“If voice is the future of computing, what about those who cannot speak or hear?” That is the question posed by developer Abhishek Singh, the creator of an app that allows Amazon Alexa to respond to sign language. Mr Singh’s project uses a camera-based system to identify gestures and interpret them as text and speech. Future home devices should be designed to be inclusive for deaf users, the developer says. The past few years have seen a rise in popularity of voice assistants run by Amazon, Google and Apple. And a study by the Smart Audio Report suggests adoption of smart speakers has outstripped that of smartphones and tablets in the US.
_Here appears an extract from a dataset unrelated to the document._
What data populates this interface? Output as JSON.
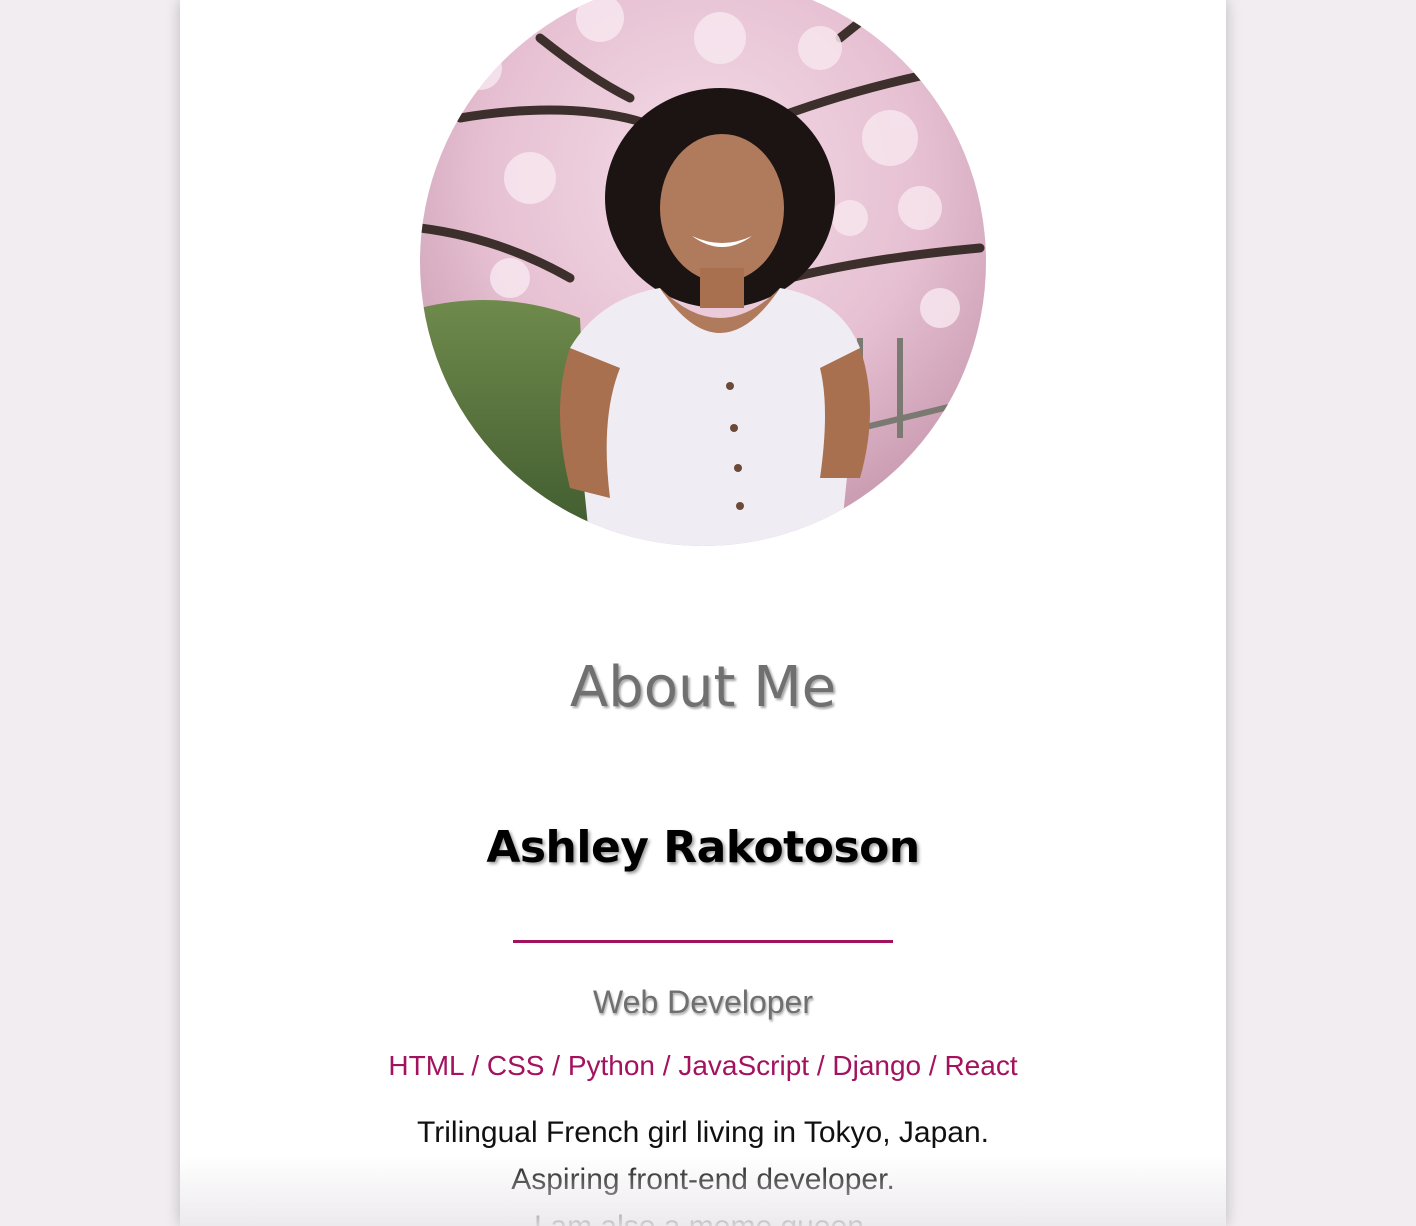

But for the deaf community, a future where devices are increasingly controlled by voice poses problems. Speech recognition is rarely able to pick up the rhythms of deaf users. And a lack of hearing presents a clear challenge to communicating with voice-based assistants. Mr Singh’s project offers one potential solution rigging Amazon’s Alexa to respond in text to American Sign Language (ASL). “If these devices are to become a central way we interact with our homes or perform tasks, then some thought needs to be given to those who cannot hear or speak,” he says. “Seamless design needs to be inclusive in nature.”
The developer trained an AI using the machine-learning platform Tensorflow, which involved repeatedly gesturing in front of a webcam to teach the system the basics of sign language. Once the system was able to respond to his hand movements, he connected it to Google’s text-to-speech software to read the corresponding words aloud. The Amazon Echo reacts and its vocal response is automatically transcribed by the computer into text, which is read by the user. As a solution, it is a workaround, with the laptop as an interpreter between the user and Alexa. But, Mr Singh says: “There’s no reason that Amazon Show, or any of the camera and screen based voice assistants, couldn’t build this functionality right in,” says the developer.
“To me that’s probably the ultimate use case of what this prototype shows.” There have been a number of previous attempts to use AI and image recognition to translate sign language. Microsoft, for example, has trialled the use of its motion-sensing Kinect cameras for the purpose a project fated to dwindle once the Kinect was discontinued in 2017. Nvidia has also explored ways artificial intelligence could be used to automatically caption videos of sign language users, as has the translation software company KinTrans. A comprehensive way to automatically translate sign language into text or speech, and vice versa, has remained elusive, however.
Jeffrey Bigham, an expert in human-computer interaction from Carnegie Mellon University, says Mr Singh’s project is “a great proof of concept” but a system fully capable of recognising sign language would be hard to design “as it requires both computer vision and language understanding that we don’t yet have”. “Alexa doesn’t really understand English either, of course,” he adds, noting that voice assistants understand only a relatively small set of template phrases. Aine Jackson, of the British Deaf Association, says that, with the increase in voice-assisted technologies, many developments are leaving deaf sign language users behind.
“Many of these technologies are shaping the world we live in and with exciting new capabilities there is now the scope for some really imaginative solutions to language access for deaf people.” She notes a number of similar projects, from sign language reading gloves to signing avatars, but also the difficulties in communicating the grammar of signed languages conveyed not just by the hands but by body position and facial movements. “We would encourage companies to take steps to make their technologies accessible for all, and congratulate individuals such as Abhishek Singh who are turning their minds to the matter,” she adds.